Comenzó ayer mismo la competición de Zabaltegi / Zona Abierta, con dos títulos que aspiran a alzarse con los 25 millones de pesetas del premio de nuevos realizadores, a invertir en un proyecto futuro. Y lo hizo con dos películas con fuerte presencia hispano-anglosajona. Una, El celo, la firma el mallorquín Antoni Aloy y es nada menos que una adaptación de una de las narraciones más endiabladamente literarias de Henry James, Otra vuelta de tuerca. La segunda, Sexy Beast, está firmada por Jonathan Glazer, afamado realizador de videoclips, es coproducción con España y transcurre en parte en la costa mediterránea. En ambas hacen aparición rostros tan populares como Harvey Keitel, Ben Kingsley o Lauren Bacall, improbable criada mallorquina, aunque en ninguno de los tres casos se aprecia provecho en el resultado final de los filmes.Por el contrario, una sólida, impresionante ópera prima mexicana, Amores perros, de Alejandro González Iñárruri, que ya se había alzado con varios galardones en festivales como Cannes, y que inauguró la subsección Perlas de otros festivales, asombró por la precisión milimétrica de su puesta en escena, su avasallador riesgo formal, el torrencial ritmo de sus imágenes y una impresionante lección de ética cinematográfica.

Situarse ante una película como El celo provoca dos sentimientos enfrentados. Uno, el reconocimiento de la valentía que asume Antoni Aloy para, con una película primeriza, asomarse a un universo trillado ya por cineastas bien dotados, de Jack Clayton a nuestro Eloy de la Iglesia.
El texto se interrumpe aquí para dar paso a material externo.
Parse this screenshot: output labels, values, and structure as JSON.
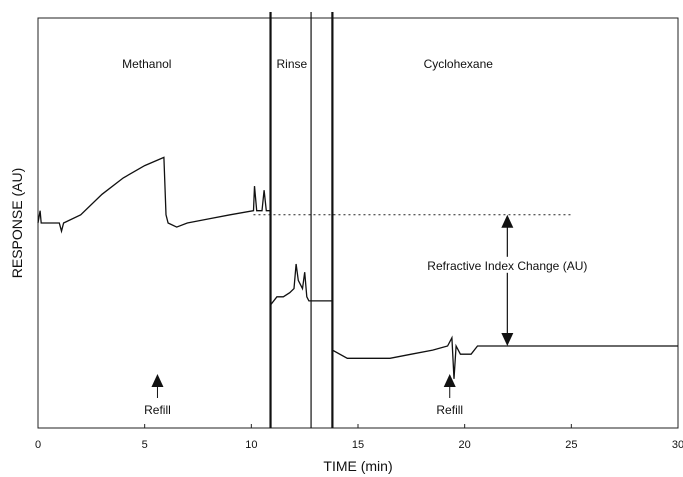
{
  "chart_data": {
    "type": "line",
    "title": "",
    "xlabel": "TIME (min)",
    "ylabel": "RESPONSE (AU)",
    "xlim": [
      0,
      30
    ],
    "ylim": [
      0,
      1
    ],
    "xticks": [
      0,
      5,
      10,
      15,
      20,
      25,
      30
    ],
    "grid": false,
    "regions": [
      {
        "label": "Methanol",
        "x_center": 5.1
      },
      {
        "label": "Rinse",
        "x_center": 11.9
      },
      {
        "label": "Cyclohexane",
        "x_center": 19.7
      }
    ],
    "phase_boundaries_x": [
      10.9,
      12.8,
      13.8
    ],
    "annotations": [
      {
        "text": "Refill",
        "x": 5.6
      },
      {
        "text": "Refill",
        "x": 19.3
      },
      {
        "text": "Refractive Index Change (AU)",
        "x": 22.0,
        "y_from": 0.52,
        "y_to": 0.2
      }
    ],
    "baseline_reference": {
      "y": 0.52,
      "x_from": 10.1,
      "x_to": 25.0,
      "style": "dotted"
    },
    "series": [
      {
        "values": [
          [
            0,
            0.5
          ],
          [
            0.1,
            0.53
          ],
          [
            0.15,
            0.5
          ],
          [
            1.0,
            0.5
          ],
          [
            1.1,
            0.48
          ],
          [
            1.2,
            0.5
          ],
          [
            2.0,
            0.52
          ],
          [
            3.0,
            0.57
          ],
          [
            4.0,
            0.61
          ],
          [
            5.0,
            0.64
          ],
          [
            5.9,
            0.66
          ],
          [
            6.0,
            0.52
          ],
          [
            6.1,
            0.5
          ],
          [
            6.5,
            0.49
          ],
          [
            7.0,
            0.5
          ],
          [
            8.0,
            0.51
          ],
          [
            9.0,
            0.52
          ],
          [
            10.1,
            0.53
          ],
          [
            10.15,
            0.59
          ],
          [
            10.25,
            0.53
          ],
          [
            10.5,
            0.53
          ],
          [
            10.6,
            0.58
          ],
          [
            10.7,
            0.53
          ],
          [
            10.9,
            0.53
          ],
          [
            10.9,
            0.3
          ],
          [
            11.2,
            0.32
          ],
          [
            11.5,
            0.32
          ],
          [
            11.8,
            0.33
          ],
          [
            12.0,
            0.34
          ],
          [
            12.1,
            0.4
          ],
          [
            12.2,
            0.36
          ],
          [
            12.4,
            0.34
          ],
          [
            12.5,
            0.38
          ],
          [
            12.6,
            0.32
          ],
          [
            12.7,
            0.31
          ],
          [
            13.8,
            0.31
          ],
          [
            13.8,
            0.19
          ],
          [
            14.5,
            0.17
          ],
          [
            15.5,
            0.17
          ],
          [
            16.5,
            0.17
          ],
          [
            17.5,
            0.18
          ],
          [
            18.5,
            0.19
          ],
          [
            19.2,
            0.2
          ],
          [
            19.4,
            0.22
          ],
          [
            19.5,
            0.12
          ],
          [
            19.6,
            0.2
          ],
          [
            19.8,
            0.18
          ],
          [
            20.3,
            0.18
          ],
          [
            20.6,
            0.2
          ],
          [
            21.0,
            0.2
          ],
          [
            30.0,
            0.2
          ]
        ]
      }
    ]
  }
}
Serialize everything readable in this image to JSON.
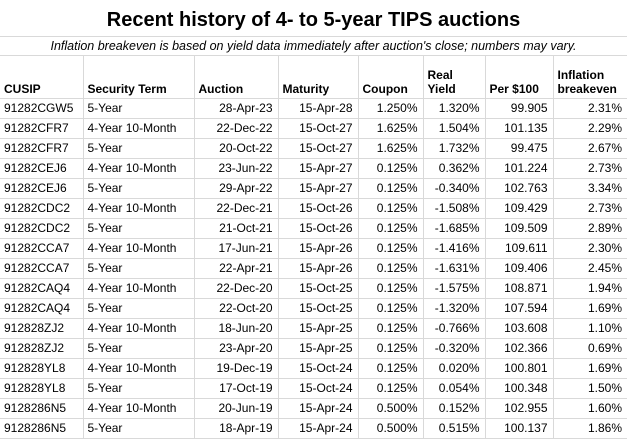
{
  "title": "Recent history of 4- to 5-year TIPS auctions",
  "subtitle": "Inflation breakeven is based on yield data immediately after auction's close; numbers may vary.",
  "colors": {
    "background": "#ffffff",
    "text": "#000000",
    "gridline": "#d9d9d9"
  },
  "chart_data": {
    "type": "table",
    "title": "Recent history of 4- to 5-year TIPS auctions",
    "columns": [
      "CUSIP",
      "Security Term",
      "Auction",
      "Maturity",
      "Coupon",
      "Real Yield",
      "Per $100",
      "Inflation breakeven"
    ],
    "rows": [
      [
        "91282CGW5",
        "5-Year",
        "28-Apr-23",
        "15-Apr-28",
        "1.250%",
        "1.320%",
        "99.905",
        "2.31%"
      ],
      [
        "91282CFR7",
        "4-Year 10-Month",
        "22-Dec-22",
        "15-Oct-27",
        "1.625%",
        "1.504%",
        "101.135",
        "2.29%"
      ],
      [
        "91282CFR7",
        "5-Year",
        "20-Oct-22",
        "15-Oct-27",
        "1.625%",
        "1.732%",
        "99.475",
        "2.67%"
      ],
      [
        "91282CEJ6",
        "4-Year 10-Month",
        "23-Jun-22",
        "15-Apr-27",
        "0.125%",
        "0.362%",
        "101.224",
        "2.73%"
      ],
      [
        "91282CEJ6",
        "5-Year",
        "29-Apr-22",
        "15-Apr-27",
        "0.125%",
        "-0.340%",
        "102.763",
        "3.34%"
      ],
      [
        "91282CDC2",
        "4-Year 10-Month",
        "22-Dec-21",
        "15-Oct-26",
        "0.125%",
        "-1.508%",
        "109.429",
        "2.73%"
      ],
      [
        "91282CDC2",
        "5-Year",
        "21-Oct-21",
        "15-Oct-26",
        "0.125%",
        "-1.685%",
        "109.509",
        "2.89%"
      ],
      [
        "91282CCA7",
        "4-Year 10-Month",
        "17-Jun-21",
        "15-Apr-26",
        "0.125%",
        "-1.416%",
        "109.611",
        "2.30%"
      ],
      [
        "91282CCA7",
        "5-Year",
        "22-Apr-21",
        "15-Apr-26",
        "0.125%",
        "-1.631%",
        "109.406",
        "2.45%"
      ],
      [
        "91282CAQ4",
        "4-Year 10-Month",
        "22-Dec-20",
        "15-Oct-25",
        "0.125%",
        "-1.575%",
        "108.871",
        "1.94%"
      ],
      [
        "91282CAQ4",
        "5-Year",
        "22-Oct-20",
        "15-Oct-25",
        "0.125%",
        "-1.320%",
        "107.594",
        "1.69%"
      ],
      [
        "912828ZJ2",
        "4-Year 10-Month",
        "18-Jun-20",
        "15-Apr-25",
        "0.125%",
        "-0.766%",
        "103.608",
        "1.10%"
      ],
      [
        "912828ZJ2",
        "5-Year",
        "23-Apr-20",
        "15-Apr-25",
        "0.125%",
        "-0.320%",
        "102.366",
        "0.69%"
      ],
      [
        "912828YL8",
        "4-Year 10-Month",
        "19-Dec-19",
        "15-Oct-24",
        "0.125%",
        "0.020%",
        "100.801",
        "1.69%"
      ],
      [
        "912828YL8",
        "5-Year",
        "17-Oct-19",
        "15-Oct-24",
        "0.125%",
        "0.054%",
        "100.348",
        "1.50%"
      ],
      [
        "9128286N5",
        "4-Year 10-Month",
        "20-Jun-19",
        "15-Apr-24",
        "0.500%",
        "0.152%",
        "102.955",
        "1.60%"
      ],
      [
        "9128286N5",
        "5-Year",
        "18-Apr-19",
        "15-Apr-24",
        "0.500%",
        "0.515%",
        "100.137",
        "1.86%"
      ]
    ]
  }
}
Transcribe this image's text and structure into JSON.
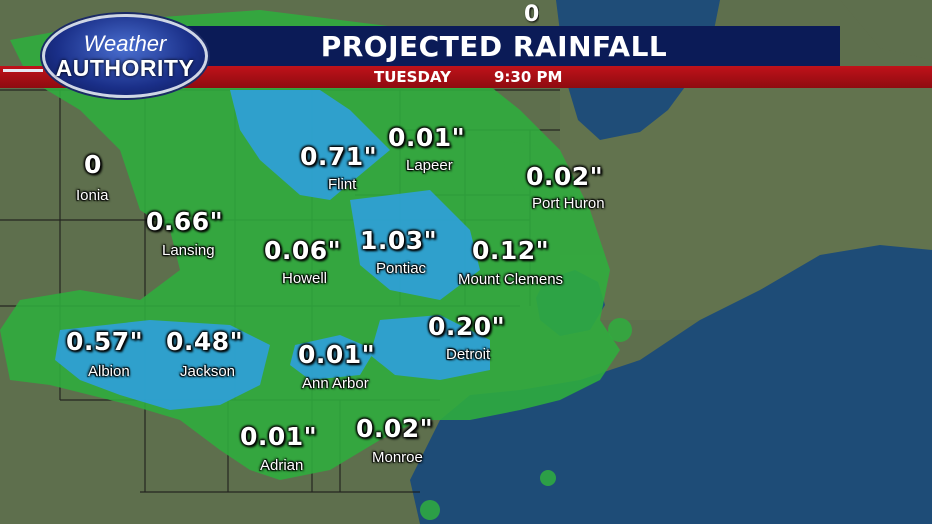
{
  "brand": {
    "line1": "Weather",
    "line2": "AUTHORITY"
  },
  "header": {
    "title": "PROJECTED RAINFALL",
    "day": "TUESDAY",
    "time": "9:30 PM"
  },
  "colors": {
    "title_bg": "#0b1b57",
    "sub_bg": "#b3111a",
    "water": "#1f4f7a",
    "land": "#5c6d4c",
    "rain_light": "#2fae3e",
    "rain_moderate": "#2f9fd6"
  },
  "top_partial_value": "0",
  "locations": [
    {
      "id": "ionia",
      "amount": "0",
      "city": "Ionia"
    },
    {
      "id": "flint",
      "amount": "0.71\"",
      "city": "Flint"
    },
    {
      "id": "lapeer",
      "amount": "0.01\"",
      "city": "Lapeer"
    },
    {
      "id": "port-huron",
      "amount": "0.02\"",
      "city": "Port Huron"
    },
    {
      "id": "lansing",
      "amount": "0.66\"",
      "city": "Lansing"
    },
    {
      "id": "howell",
      "amount": "0.06\"",
      "city": "Howell"
    },
    {
      "id": "pontiac",
      "amount": "1.03\"",
      "city": "Pontiac"
    },
    {
      "id": "mount-clemens",
      "amount": "0.12\"",
      "city": "Mount Clemens"
    },
    {
      "id": "albion",
      "amount": "0.57\"",
      "city": "Albion"
    },
    {
      "id": "jackson",
      "amount": "0.48\"",
      "city": "Jackson"
    },
    {
      "id": "ann-arbor",
      "amount": "0.01\"",
      "city": "Ann Arbor"
    },
    {
      "id": "detroit",
      "amount": "0.20\"",
      "city": "Detroit"
    },
    {
      "id": "adrian",
      "amount": "0.01\"",
      "city": "Adrian"
    },
    {
      "id": "monroe",
      "amount": "0.02\"",
      "city": "Monroe"
    }
  ]
}
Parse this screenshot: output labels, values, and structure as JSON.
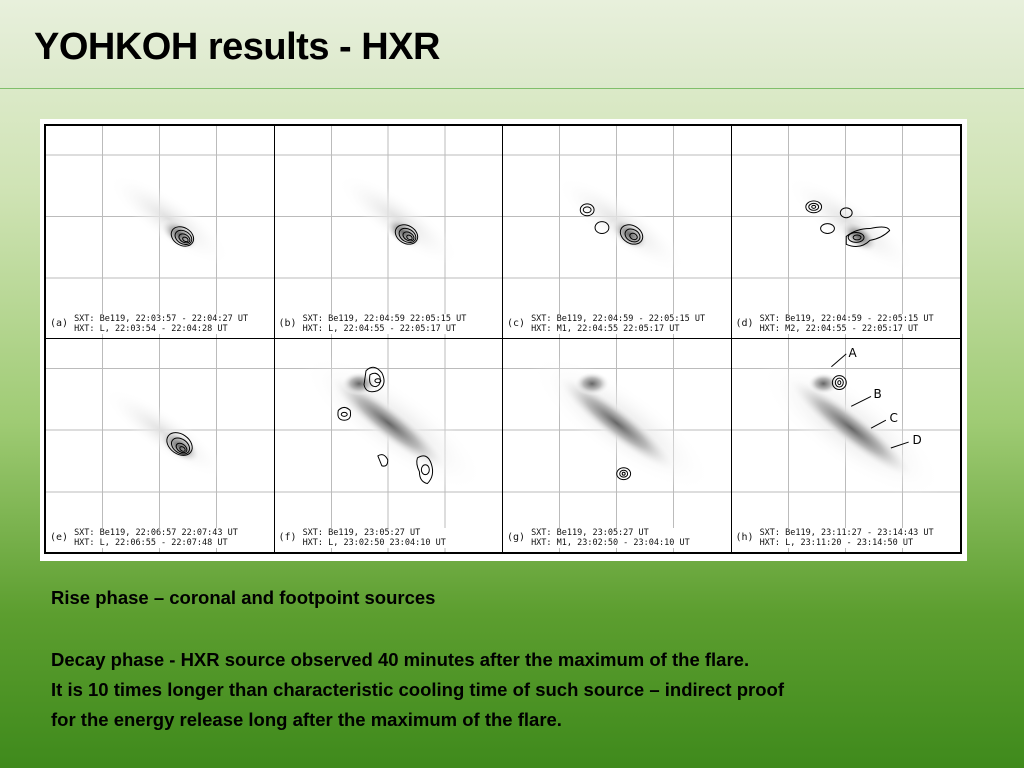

Y otro, no menos posible, el preguntarse qué puede tener de posmoderno un relato como el de James, hecho de oquedades, silencios que se dan de tortas con la brutal iconocidad de la imagen respecto de la realidad, como para autorizar un acercamiento explícito a su textura literaria.

No se queda atrás en posmodernidad explícita el brillante, hueco, prescindible cromo criminal que responde por Sexy Beast. Decir que el filme carece de interés, que Ben Kingsley brinda una interpretación estomagante y que el ruido de su banda sonora no alcanza a tapar la estulticia de un guión inane, es quedarse corto: sólo un espectador poco exigente se puede dejar llevar por la estética videoclipera de esta película.